Routes 82, 90, and 94 reduced to peak service only. Reduces the usability of service, reduces ridership on other routes, waste of capital equipment. There will be no cross valley bus service off peak south of 4500 South further reducing the ridership potential.
Once again while a few of this changes makes since, a vast majority are short sighted, and shows that UTA has no concept of a systematic systems approach. How will cutting one route effect other routes?
If UTA wants to cut off peak service how about the ski buses. I see ski bus routes all the time and during off peak hours they are empty. Why should every day riders loose their service when this service which is a waste of capital assets run?
Saturday, January 07, 2006
Deseret News Article talking to the mayors of Provo and Orem about transportation. Unfortunately the article mentions nothing about transit mainly talking about the Provo Airport and one brief mention of traffic on Interstate 15.
If this is the best our politicians can come up with when talking about transportation problems and future development in the region, it is not surprising the issues we already face and the more we are going to face in the future.
Wednesday, January 04, 2006
As expected UTA has released their proposed bus service cuts for April.
First of all I would actually like to commend the UTA. This time you can go to their website and not only see the press release about the proposed service cuts but you can also see the changes that they are proposing in other routes. UTA got it right this time.
Some of the propose changes make since. The west valley are bus service has not made since and some of the proposed changes will make service better for the area. However, whenever you see the goal is reducing duplication of service, that usually means that bus service will be reduced.
Duplication of service has become a bad word in the transit world and it has become bad to have more than one route service a street. However, it does not take into account customer travel patterns.
A perfect example of decreasing service while "eliminating" duplication of service is the proposal to cut the 31 route.
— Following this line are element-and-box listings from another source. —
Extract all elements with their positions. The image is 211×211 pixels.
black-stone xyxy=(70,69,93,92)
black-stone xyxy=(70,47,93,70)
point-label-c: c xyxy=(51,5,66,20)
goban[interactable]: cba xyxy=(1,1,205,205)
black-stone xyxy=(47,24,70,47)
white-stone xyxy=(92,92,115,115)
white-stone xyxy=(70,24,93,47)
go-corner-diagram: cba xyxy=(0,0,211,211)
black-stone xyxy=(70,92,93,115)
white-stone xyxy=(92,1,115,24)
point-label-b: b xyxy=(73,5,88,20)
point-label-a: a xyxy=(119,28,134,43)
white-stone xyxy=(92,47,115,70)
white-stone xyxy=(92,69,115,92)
Instead of making travel easier it will actually make travel along 3500/3300 south more complicated. If they wanted to eliminate duplicate service they should have extended the 37 all the way to Parley/Foothill, although that would have created a long line with on time issues. Instead of a one seat ride from say the Valley Fair Mall to the Brickyard Plaza it will be a two seat ride, or if your traveling to 2100 south it will be a 2 or 3 seat ride.
Also it was only a couple of years ago that they revised the 16/17 routes and now they are basically returning service to the way it was. So why doesn't UTA admit its planners where wrong and they should never have changed the routes in the first place?
Also the proposed Sandy and Draper "Fast Buses" clearly signal the pending end of the route 33 which travels along 1300 East. This was another dumb move by UTA planners when TRAX first started. Rerouting the bus to the Fashion Place West TRAX station made trip times way to long and poor coordination with other bus services doesn't help. The 33 should once again continue toward downtown or combined with the 11 with every other 11 continuing to Sandy.
Also UTA doesn't mention hours of operation on these new "fast buses" but you most likely will only have buses during rush hour which means they will be of little use for many of UTA's customers.
Once again many of the proposed changes show that UTA is too disconnected from its customers to truly see what kind of transit system is needed. Once again the western and southern Salt Lake Valley will have bus service gutted. Maybe its time for a redesign of UTA management.